Assume there are c counties, there will be 12 * c models trained because there are 12 months from November to next October. An animation is shown below to describe this process:

Result

It can be expected that the model corresponding to the Next October will give more accurate prediction because there is more data to utilize. To validate this, 20 counties were used to get the average test mean absolute percentage error (MAPE) of 12 models corresponding to 12 months. It can be seen that the model that corresponds to October does achieve the lowest MAPE error as expected. In the MAPE plot, we observe that there are two sharp decrease or MAPE, which happen between Nov. - Jan. and Jun. - Sep. It is not surprising that the weather data from June to September helps explains variance of corn yield residuals after linear regression, because the weather within this range is significantly important for corn growth. However, the weather data way before the growing season (November to Janurary) also contributes to the model prediction is unexpected. Possible reason according to this article is that: winter precipitation reserves more moisture in the soil moisture reserves, which ultimately increases the corn yield.

An Web App

A web app based on dash plotly has been deployed to the Heroku platform (It might take about 10 seconds to load the website at the first time), so anyone can access this model to get a real time monthly corn yield prediction for a specific county in the corn belt area. The layout is as follows: First, you can visualize the historical corn yield distribution in the corn belt area. And by changing the dropdown of years, you can visualize the distribution in this area in differenct year. Also, when you click a county you are interested, the right panel will display the corn yields over years.

Second, you can get a real time corn prediction for each specific county by changing the two dropdowns. For example, currently, we are checking the Champaign county in Illinois. The left panel is displaying the weather data (temperature and precipitation) from last November to this October. And the right panel is showing the predictions corresponding to the last 12 months. Since currently it is November, and therefore we have the entire 12 models. If the current date is July, then we will only have six models which correspond to last November to this June.

Lastly, you can select any year within 1980 - 2021 to visualize how this model behaves. For example, we are still looking at Champaign county in Illinois. However, this time we are interested in year 2012 to see how the models are updating the corn yields from November to next October. We can see that in this particular year, Champaign county had been suffering from low precipitation since March to August. The low precipitation is critical to corn growth and this year's corn yield is expected to be low. In the right panel, we can see that our models successfully reacted to the low precipitation and keeps lower the predictions month by month and finally gives a reasonable prediction.

Summary

In this project, a corn yield prediction model is trained using weather data and a web app is deployed so anyone can access it.
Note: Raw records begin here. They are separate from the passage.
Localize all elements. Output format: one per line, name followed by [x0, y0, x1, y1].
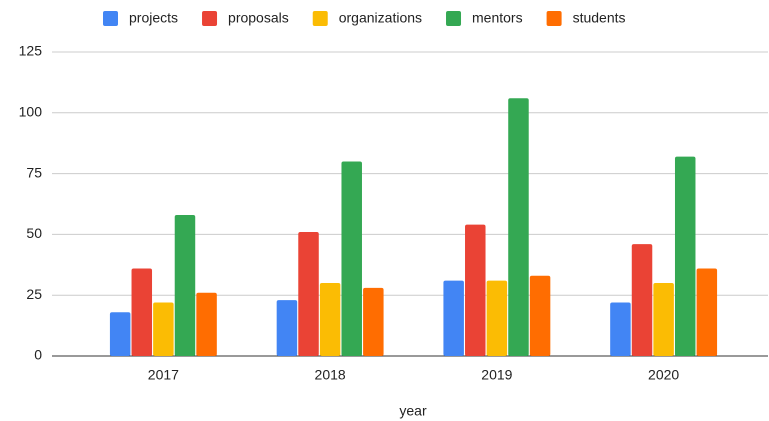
legend-swatch — [446, 11, 462, 26]
legend-label: students — [573, 10, 626, 26]
bar — [443, 280, 464, 356]
y-tick-label: 0 — [34, 347, 42, 363]
legend-label: proposals — [228, 10, 289, 26]
bar — [341, 161, 362, 356]
bar — [109, 312, 131, 356]
bar — [486, 280, 508, 356]
x-tick-label: 2018 — [315, 367, 346, 383]
legend-label: mentors — [472, 10, 523, 26]
x-tick-label: 2020 — [648, 367, 679, 383]
bar — [674, 156, 696, 356]
bar — [631, 244, 653, 356]
bar — [196, 292, 217, 356]
legend-label: projects — [129, 10, 178, 26]
y-tick-label: 25 — [26, 286, 42, 302]
legend-swatch — [202, 11, 218, 26]
bar — [153, 302, 174, 356]
legend-swatch — [546, 11, 562, 26]
bar — [298, 231, 319, 356]
y-tick-label: 100 — [19, 104, 43, 120]
bar — [610, 302, 631, 356]
y-tick-label: 75 — [26, 164, 42, 180]
bar — [696, 268, 718, 356]
legend-swatch — [312, 11, 328, 26]
legend-label: organizations — [339, 10, 422, 26]
bar — [276, 300, 298, 356]
bar — [529, 275, 551, 356]
bar — [131, 268, 153, 356]
bar — [319, 283, 341, 356]
y-tick-label: 125 — [19, 43, 43, 59]
x-tick-label: 2017 — [148, 367, 179, 383]
bar — [465, 224, 486, 356]
bar — [508, 98, 529, 356]
legend-swatch — [103, 11, 118, 26]
x-tick-label: 2019 — [481, 367, 512, 383]
x-axis-label: year — [399, 403, 427, 419]
bar — [174, 214, 196, 356]
bar — [653, 283, 674, 356]
bar — [363, 287, 384, 356]
y-tick-label: 50 — [26, 225, 42, 241]
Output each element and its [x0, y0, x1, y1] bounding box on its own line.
More specifically:

More than 30 GB Weather data that is important to corn growth are scrapped using a custom scrapper.
For each county, 12 dedicated model combining linear regression and random forest regression are trained to make continuous predictions.
The prediction accuracy keeps increasing from month to month, the best MAPE (15%) achieved is by the model corresponding the October, which utilizes all the weather data in this growing year.
A web app is deployed to AWS, so that everyone can have access to this work.

Future Work

This model achieved reasonable performance by weather data such as precipitation and temperature, however, there are many factors that can influence the corn yield such as the soil quality, the fertilizer used by farmers, or even the price of corn. Therefore, more data will be scrapped and added to this model to make more accurate predictions.